A significant proportion of infants with PPHN (30–50 %) do not respond to iNO therapy. Also, the set up for iNO involves high cost and is not freely available in the developing countries. Phosphodiesterase-5 inhibitors including sildenafil, milrinone and dipyridamole may also be tried in infants who do not respond to iNO [37]. Prostacyclin, tolazoline, Magnesium sulfate, L-Arginine, free radical scavengers (e.g., superoxide dismutase) and endothelin antagonist like bosentan have been tried.

Extracorporeal Membrane Oxygenation (ECMO)

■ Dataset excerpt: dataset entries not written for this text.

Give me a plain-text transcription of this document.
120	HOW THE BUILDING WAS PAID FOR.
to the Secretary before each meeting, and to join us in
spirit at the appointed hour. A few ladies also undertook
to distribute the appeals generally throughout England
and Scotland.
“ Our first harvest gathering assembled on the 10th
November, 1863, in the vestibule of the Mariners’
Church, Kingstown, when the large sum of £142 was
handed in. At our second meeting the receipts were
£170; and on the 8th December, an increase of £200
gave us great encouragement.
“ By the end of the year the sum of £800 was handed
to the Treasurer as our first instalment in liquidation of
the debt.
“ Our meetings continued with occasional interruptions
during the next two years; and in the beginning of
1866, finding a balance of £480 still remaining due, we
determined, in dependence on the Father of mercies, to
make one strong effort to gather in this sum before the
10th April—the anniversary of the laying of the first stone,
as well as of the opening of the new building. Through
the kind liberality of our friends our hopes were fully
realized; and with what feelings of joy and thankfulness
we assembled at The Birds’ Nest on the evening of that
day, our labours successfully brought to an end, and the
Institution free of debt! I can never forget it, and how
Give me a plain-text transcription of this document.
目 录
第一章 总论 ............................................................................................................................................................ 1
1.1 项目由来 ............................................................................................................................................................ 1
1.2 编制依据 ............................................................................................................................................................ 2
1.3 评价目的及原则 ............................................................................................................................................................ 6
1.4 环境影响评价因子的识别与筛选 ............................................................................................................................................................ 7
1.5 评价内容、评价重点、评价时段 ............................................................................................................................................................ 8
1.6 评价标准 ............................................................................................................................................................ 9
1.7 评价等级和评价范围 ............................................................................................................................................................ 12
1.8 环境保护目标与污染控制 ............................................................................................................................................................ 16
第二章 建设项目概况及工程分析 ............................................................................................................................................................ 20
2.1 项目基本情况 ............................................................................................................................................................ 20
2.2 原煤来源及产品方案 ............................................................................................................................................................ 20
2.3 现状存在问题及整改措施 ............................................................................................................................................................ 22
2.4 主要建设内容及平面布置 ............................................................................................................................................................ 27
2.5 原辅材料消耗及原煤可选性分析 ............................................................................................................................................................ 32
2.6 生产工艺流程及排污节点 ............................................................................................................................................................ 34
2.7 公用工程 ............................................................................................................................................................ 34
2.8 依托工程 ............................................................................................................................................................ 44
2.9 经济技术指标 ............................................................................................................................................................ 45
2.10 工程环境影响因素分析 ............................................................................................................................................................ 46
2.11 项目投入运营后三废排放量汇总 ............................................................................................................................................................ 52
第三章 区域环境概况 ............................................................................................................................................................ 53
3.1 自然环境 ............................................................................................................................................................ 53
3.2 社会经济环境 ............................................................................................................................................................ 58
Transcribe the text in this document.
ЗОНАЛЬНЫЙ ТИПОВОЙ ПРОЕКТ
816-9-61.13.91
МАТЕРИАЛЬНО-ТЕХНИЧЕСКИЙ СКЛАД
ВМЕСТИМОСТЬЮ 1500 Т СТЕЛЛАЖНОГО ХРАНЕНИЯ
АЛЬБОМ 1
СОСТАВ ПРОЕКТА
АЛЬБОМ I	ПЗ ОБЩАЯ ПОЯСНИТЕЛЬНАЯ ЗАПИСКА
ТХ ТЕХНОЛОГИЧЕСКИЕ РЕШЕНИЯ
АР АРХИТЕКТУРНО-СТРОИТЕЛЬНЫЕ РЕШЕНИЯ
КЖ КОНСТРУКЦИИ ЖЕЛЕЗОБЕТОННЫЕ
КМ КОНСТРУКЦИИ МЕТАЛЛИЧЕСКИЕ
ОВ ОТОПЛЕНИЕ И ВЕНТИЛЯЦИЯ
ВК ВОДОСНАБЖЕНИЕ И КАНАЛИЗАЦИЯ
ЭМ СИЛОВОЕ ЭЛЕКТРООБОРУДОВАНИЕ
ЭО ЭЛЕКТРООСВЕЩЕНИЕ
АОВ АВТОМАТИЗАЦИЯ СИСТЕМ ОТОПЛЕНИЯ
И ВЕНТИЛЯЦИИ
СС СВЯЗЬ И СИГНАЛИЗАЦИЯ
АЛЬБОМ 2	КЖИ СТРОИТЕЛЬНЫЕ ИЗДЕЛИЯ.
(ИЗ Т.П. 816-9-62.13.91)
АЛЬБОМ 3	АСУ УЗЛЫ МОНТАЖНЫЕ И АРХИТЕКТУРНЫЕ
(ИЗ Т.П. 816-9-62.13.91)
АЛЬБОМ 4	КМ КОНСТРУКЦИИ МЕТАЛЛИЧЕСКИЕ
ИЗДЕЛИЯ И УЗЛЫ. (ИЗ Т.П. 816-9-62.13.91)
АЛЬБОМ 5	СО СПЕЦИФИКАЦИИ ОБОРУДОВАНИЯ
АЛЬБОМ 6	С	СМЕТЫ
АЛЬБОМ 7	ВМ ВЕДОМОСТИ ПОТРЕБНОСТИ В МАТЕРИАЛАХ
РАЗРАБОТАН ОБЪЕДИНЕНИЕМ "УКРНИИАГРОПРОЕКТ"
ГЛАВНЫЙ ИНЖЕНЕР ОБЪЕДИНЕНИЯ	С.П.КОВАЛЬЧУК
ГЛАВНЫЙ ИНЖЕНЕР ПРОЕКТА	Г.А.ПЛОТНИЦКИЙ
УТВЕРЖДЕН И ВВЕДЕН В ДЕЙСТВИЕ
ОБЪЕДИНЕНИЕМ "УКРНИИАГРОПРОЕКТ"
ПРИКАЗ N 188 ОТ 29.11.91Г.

Infants with severe MAS and refractory respiratory failure have been treated with ECMO. The commonest indication of ECMO in newborns is MAS. Up to 35 % of the infant population who require ECMO is due to MAS [38]. When treated with ECMO, infants with MAS have a high survival rate approaching almost 95 %. Availability of iNO and HFV has led to reduced use of ECMO in MAS [1, 6].

The Future

Current therapies for MAS are supportive in nature and do not address the lung parenchymal injury due to meconium. Once meconium has crossed the level of vocal cords and reached the lung tissue, it is very difficult to prevent MAS. The oxidative stress is suggested to cause surfactant inactivation in MAS. Hence, antioxidants like N-acetylcysteine (NAC) are tried in experimental animals with MAS. NAC may also reduce the viscosity of meconium by breaking disulphide bonds between protein molecules [39]. However, NAC alone had only mild therapeutic effect on MAS in animal studies. Combination of NAC with surfactants showed enhanced therapeutic benefit than either treatment alone [40]. A protease inhibitor cocktail was noted to prevent the cell detachment induced by meconium. Hence, fetal pancreatic enzymes may be handy in treating meconium induced lung injury [41].

Conclusions

Due to improvements in both obstetric and neonatal management strategies, the morbidity and mortality associated with MAS has reduced considerably in the west. However, MAS continues to be a major neonatal problem in the developing countries. The pathophysiology of MAS is complex and is characterized by airway obstruction, inactivation of surfactant, chemical pneumonitis, and PPHN. Elective labor induction for select pregnancies and amnioinfusion are key preventive strategies against MAS. Postnatal endotracheal suctioning to clear meconium is of no benefit in vigorous and needs further evaluation in non-vigorous infants. Supportive care is the cornerstone of management of neonates with MAS.